La société a déclaré mercredi que le marché immobilier reste sous pression et qu’elle se concentre sur d’autres facteurs qu’elle peut contrôler, tels que l’amélioration de la productivité et la réduction des coûts d’exploitation.
L’action a chuté d’environ 3 % lors des échanges avant la marche à New York. L’action a progressé d’environ 16 % jusqu’à présent cette année, surperformant nettement l’indice S&P 500.
La chaîne immobilière américaine reste dans un état d’activité faible dû à « taux d’intérêt élevés + incertitude politique macroéconomique »
On observe quelques premiers signes de reprise pour Lloyd’s et d’autres opérateurs axés sur le logement, mais dans l’ensemble, ils traversent encore les moments les plus sombres du marché immobilier, qui a tous enregistré des ventes faibles ces dernières années. Les taux hypothécaires américains ont baissé ces derniers mois, tandis que les prix médians des logements sont restés globalement stables, ce qui pourrait être un catalyseur pour la réactivation du marché immobilier, mais la demande n’a pas encore connu de changement significatif de croissance à aucun niveau.
Les consommateurs américains restent préoccupés par l’inflation, le chômage et d’autres facteurs macroéconomiques. Ils dépensent de l’argent pour des biens essentiels ainsi que pour de nouveaux biens qu’ils jugent précieux, mais reportent de grands projets sélectifs. Bien que les propriétaires américains restent un segment plus sain de la base de consommateurs, beaucoup reportent les projets d’amélioration de l’habitat et envisagent de reconsidérer leur déménagement lorsque les taux d’intérêt baisseront dans les années à venir.
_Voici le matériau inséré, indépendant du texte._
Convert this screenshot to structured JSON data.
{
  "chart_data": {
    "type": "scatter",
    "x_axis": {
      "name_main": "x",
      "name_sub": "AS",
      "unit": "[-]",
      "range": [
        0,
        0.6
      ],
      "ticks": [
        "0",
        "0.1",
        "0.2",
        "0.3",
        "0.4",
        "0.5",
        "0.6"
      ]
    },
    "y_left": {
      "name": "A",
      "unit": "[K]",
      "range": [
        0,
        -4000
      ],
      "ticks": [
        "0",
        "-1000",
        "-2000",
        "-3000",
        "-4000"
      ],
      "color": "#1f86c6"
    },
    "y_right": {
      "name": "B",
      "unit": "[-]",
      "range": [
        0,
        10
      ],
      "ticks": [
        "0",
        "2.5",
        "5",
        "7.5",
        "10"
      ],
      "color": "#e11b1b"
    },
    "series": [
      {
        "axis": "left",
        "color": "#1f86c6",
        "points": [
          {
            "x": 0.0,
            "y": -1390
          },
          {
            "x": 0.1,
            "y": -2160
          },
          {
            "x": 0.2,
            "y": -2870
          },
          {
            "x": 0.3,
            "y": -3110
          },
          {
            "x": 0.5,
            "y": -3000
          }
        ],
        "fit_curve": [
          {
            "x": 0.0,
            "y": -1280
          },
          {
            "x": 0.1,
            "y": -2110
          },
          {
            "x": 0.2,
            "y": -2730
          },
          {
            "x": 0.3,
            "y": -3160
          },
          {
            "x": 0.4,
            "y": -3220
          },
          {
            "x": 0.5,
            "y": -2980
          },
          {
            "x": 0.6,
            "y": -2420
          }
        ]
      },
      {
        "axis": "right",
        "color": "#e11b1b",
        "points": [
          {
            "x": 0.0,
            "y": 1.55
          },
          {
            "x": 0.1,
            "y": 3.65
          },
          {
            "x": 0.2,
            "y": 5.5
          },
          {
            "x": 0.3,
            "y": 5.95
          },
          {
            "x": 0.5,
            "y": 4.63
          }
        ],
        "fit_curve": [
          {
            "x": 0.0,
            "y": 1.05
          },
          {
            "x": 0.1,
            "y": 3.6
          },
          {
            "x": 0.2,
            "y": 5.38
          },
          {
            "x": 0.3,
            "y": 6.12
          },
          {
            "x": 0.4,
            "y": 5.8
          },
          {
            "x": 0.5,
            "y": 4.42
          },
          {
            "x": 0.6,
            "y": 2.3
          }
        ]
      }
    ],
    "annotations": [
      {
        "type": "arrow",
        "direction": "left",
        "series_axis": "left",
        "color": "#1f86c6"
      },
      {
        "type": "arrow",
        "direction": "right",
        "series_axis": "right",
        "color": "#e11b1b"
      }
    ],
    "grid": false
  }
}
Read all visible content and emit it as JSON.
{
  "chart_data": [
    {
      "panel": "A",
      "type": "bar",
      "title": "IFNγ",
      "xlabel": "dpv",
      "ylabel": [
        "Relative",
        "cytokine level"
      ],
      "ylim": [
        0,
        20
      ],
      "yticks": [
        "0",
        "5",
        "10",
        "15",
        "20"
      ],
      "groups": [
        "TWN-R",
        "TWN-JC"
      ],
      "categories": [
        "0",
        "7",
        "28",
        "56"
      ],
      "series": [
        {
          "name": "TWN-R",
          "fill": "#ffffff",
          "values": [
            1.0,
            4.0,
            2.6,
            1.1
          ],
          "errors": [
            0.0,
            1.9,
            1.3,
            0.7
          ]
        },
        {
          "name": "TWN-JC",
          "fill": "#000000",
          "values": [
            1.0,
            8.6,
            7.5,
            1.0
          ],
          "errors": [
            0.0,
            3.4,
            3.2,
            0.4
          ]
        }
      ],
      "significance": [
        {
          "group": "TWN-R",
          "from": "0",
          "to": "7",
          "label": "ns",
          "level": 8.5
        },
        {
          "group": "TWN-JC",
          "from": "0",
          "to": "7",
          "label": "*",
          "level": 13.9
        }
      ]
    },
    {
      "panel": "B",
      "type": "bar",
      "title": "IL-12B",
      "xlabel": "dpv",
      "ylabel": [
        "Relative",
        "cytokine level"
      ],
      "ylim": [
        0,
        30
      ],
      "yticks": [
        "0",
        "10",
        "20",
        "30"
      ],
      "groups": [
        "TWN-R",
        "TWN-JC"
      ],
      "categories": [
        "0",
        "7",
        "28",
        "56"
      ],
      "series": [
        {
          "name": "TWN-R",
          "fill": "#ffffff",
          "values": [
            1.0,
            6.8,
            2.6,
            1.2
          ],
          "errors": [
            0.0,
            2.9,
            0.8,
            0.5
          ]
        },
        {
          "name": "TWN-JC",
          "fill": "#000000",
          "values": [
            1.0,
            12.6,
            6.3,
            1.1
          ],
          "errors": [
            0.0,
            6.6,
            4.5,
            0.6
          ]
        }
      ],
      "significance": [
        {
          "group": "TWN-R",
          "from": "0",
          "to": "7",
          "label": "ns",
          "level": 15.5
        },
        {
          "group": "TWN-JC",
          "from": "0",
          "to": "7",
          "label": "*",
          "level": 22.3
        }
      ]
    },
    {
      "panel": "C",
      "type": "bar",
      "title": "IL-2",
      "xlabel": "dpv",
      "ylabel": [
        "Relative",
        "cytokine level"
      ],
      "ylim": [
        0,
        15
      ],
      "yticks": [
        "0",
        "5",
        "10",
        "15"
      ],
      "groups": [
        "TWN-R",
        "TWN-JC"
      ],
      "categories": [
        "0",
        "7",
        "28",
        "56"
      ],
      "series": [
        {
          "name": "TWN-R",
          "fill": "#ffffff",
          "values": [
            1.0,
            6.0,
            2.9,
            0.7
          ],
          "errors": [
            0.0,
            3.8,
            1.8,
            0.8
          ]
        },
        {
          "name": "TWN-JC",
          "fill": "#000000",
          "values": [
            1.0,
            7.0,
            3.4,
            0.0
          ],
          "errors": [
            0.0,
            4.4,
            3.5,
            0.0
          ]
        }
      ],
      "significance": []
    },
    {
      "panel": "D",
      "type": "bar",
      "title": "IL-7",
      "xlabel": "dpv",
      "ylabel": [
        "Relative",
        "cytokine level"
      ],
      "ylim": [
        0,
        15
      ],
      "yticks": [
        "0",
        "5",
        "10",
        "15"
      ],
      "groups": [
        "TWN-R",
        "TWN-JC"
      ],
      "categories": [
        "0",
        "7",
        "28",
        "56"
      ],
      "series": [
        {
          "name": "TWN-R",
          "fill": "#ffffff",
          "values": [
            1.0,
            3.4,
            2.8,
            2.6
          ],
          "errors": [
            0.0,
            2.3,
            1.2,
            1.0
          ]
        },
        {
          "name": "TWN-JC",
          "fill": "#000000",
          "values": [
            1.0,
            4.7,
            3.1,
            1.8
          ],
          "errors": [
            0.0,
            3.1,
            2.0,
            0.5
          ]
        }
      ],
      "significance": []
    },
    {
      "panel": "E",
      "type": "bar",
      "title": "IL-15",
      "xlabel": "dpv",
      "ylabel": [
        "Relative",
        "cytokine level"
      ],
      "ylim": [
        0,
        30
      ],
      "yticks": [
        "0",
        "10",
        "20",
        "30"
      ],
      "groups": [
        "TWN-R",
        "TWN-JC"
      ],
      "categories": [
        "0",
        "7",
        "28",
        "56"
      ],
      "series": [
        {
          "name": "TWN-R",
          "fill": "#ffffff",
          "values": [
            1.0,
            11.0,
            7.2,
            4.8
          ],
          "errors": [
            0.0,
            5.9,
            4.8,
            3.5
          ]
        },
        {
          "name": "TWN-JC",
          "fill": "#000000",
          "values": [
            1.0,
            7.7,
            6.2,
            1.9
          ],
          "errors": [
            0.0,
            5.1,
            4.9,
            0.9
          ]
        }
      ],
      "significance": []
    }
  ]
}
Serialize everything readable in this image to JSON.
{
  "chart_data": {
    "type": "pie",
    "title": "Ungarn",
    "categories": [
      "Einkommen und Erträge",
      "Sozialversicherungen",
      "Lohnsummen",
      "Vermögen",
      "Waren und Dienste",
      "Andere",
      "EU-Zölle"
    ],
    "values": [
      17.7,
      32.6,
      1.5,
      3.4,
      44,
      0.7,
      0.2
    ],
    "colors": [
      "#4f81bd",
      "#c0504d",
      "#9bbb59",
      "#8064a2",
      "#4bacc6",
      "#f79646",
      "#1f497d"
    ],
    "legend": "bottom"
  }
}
Cependant, les gens n’ont pas changé leur philosophie d’achat ni leur philosophie d’achat à long terme. Le concurrent de l’entreprise, Home Depot
Inc.) Mardi a indiqué que, sauf pour quelques catégories de produits (comme les appareils électroménagers et les plans de travail), les clients ne « dépensent généralement pas » en baisse. L’entreprise prévoit une augmentation allant jusqu’à 2 % des ventes en magasin comparable cette année.
Alors que les investisseurs cherchent des indices sur la santé des consommateurs et observent comment les dernières politiques commerciales affecteront les entreprises, Lloyd’s est l’un des derniers grands détaillants à publier les résultats trimestriels. La Cour suprême a annulé la semaine dernière les mesures tarifaires mondiales étendues du président américain Donald Trump, et il a depuis promis d’introduire de nouveaux tarifs.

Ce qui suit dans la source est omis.